Discover and Rediscover Dough Crafts


Many of us remember the first time in elementary school or even pre-school that we experienced dough crafts. It might have been called kitchen clay, play clay or even salt dough. More than likely most of us remember that first ornament that was created and more often than not, it can be found in our mother’s memory box. When dough crafts are thought of, it brings to mind fond memories of creating those baked festive ornaments for holidays and seasons. Why did we as children, experience dough crafts in school? Here is a little crafty teacher secret: they offer children a way to express creativity and explore their imagination while developing both fine and gross motor skills. The kneading and shaping of the dough is the key to this developmental activity.

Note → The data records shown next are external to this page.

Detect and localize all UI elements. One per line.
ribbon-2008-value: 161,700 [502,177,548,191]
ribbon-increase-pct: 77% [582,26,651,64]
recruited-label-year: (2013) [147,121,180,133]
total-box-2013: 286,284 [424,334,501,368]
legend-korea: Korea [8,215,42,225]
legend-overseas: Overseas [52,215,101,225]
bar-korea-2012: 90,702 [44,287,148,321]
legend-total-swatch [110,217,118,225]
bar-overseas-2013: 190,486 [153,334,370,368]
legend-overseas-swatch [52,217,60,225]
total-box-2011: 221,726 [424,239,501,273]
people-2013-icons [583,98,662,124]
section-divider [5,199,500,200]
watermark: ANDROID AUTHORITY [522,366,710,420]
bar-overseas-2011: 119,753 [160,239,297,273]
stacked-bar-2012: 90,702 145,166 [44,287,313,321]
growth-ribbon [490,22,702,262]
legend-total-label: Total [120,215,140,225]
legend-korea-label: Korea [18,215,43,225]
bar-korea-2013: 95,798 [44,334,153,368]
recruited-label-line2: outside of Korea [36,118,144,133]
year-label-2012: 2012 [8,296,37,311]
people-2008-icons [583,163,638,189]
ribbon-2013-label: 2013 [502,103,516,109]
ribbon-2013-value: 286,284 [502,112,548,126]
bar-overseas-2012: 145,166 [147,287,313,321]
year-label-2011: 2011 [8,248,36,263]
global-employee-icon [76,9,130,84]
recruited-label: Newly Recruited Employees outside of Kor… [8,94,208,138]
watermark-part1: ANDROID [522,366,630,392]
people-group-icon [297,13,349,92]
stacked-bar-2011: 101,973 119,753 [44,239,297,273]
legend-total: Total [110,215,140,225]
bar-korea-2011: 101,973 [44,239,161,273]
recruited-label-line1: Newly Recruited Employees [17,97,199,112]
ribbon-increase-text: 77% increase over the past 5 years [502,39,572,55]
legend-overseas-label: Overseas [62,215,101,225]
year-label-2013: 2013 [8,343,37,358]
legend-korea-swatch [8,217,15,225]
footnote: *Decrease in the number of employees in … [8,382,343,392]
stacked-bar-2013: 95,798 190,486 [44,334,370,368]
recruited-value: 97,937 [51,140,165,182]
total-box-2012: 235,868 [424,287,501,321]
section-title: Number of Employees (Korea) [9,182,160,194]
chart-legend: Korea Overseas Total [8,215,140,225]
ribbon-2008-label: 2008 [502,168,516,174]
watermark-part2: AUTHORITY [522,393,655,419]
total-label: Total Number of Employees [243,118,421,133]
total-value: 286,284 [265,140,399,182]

Some people are new discoverers, while others are rediscovering the dough crafts. For parents, it offers the chance to introduce this fun kitchen activity to children and for others it’s the chance to rediscover this art material that you can make at home. This versatile art media offers a really good base for decorative sculptures, wall hangings, table top center pieces, baskets, wreaths and just about anything you can imagine. It may be colored by simply adding food colorings or it may even be painted and finished. The wondrous thing about dough crafts is that it offers so many different textures for the artisan to work with. This ranges from soft and pliable to rough and crumbly. Texture is all about your ingredients and the process methods. Most of the soft pliable dough is cooked; while the grainy, rough and crumbly textures are made from uncooked mixes. What ever the texture, the dough material is made by hand. This is truly one art media that is a hundred percent handcrafted.

Origin of dough crafts

The origins of this craft is said to date back to Egyptian times; however, popularity peaked during the nineteenth century in Germany. Recipe variations have been handed down and published in newspapers and magazines since the turn of the century. The New York Times even published a recipe for it in 1947. Recipes can even be found printed on boxes of products such as baking soda. Today, you can find recipes on the manufacturers’ websites as well as the internet. The dough crafts have been described as folk art, rustic or even country, but it does span across national borders. It can be found in art around the world. The ease of this art material is what contributed to its popularity world wide. There are other characteristics such as: biodegradable, environmentally friendly, does not stain, and has easy cleanup.

This is one type of art medium that has stood the test of time!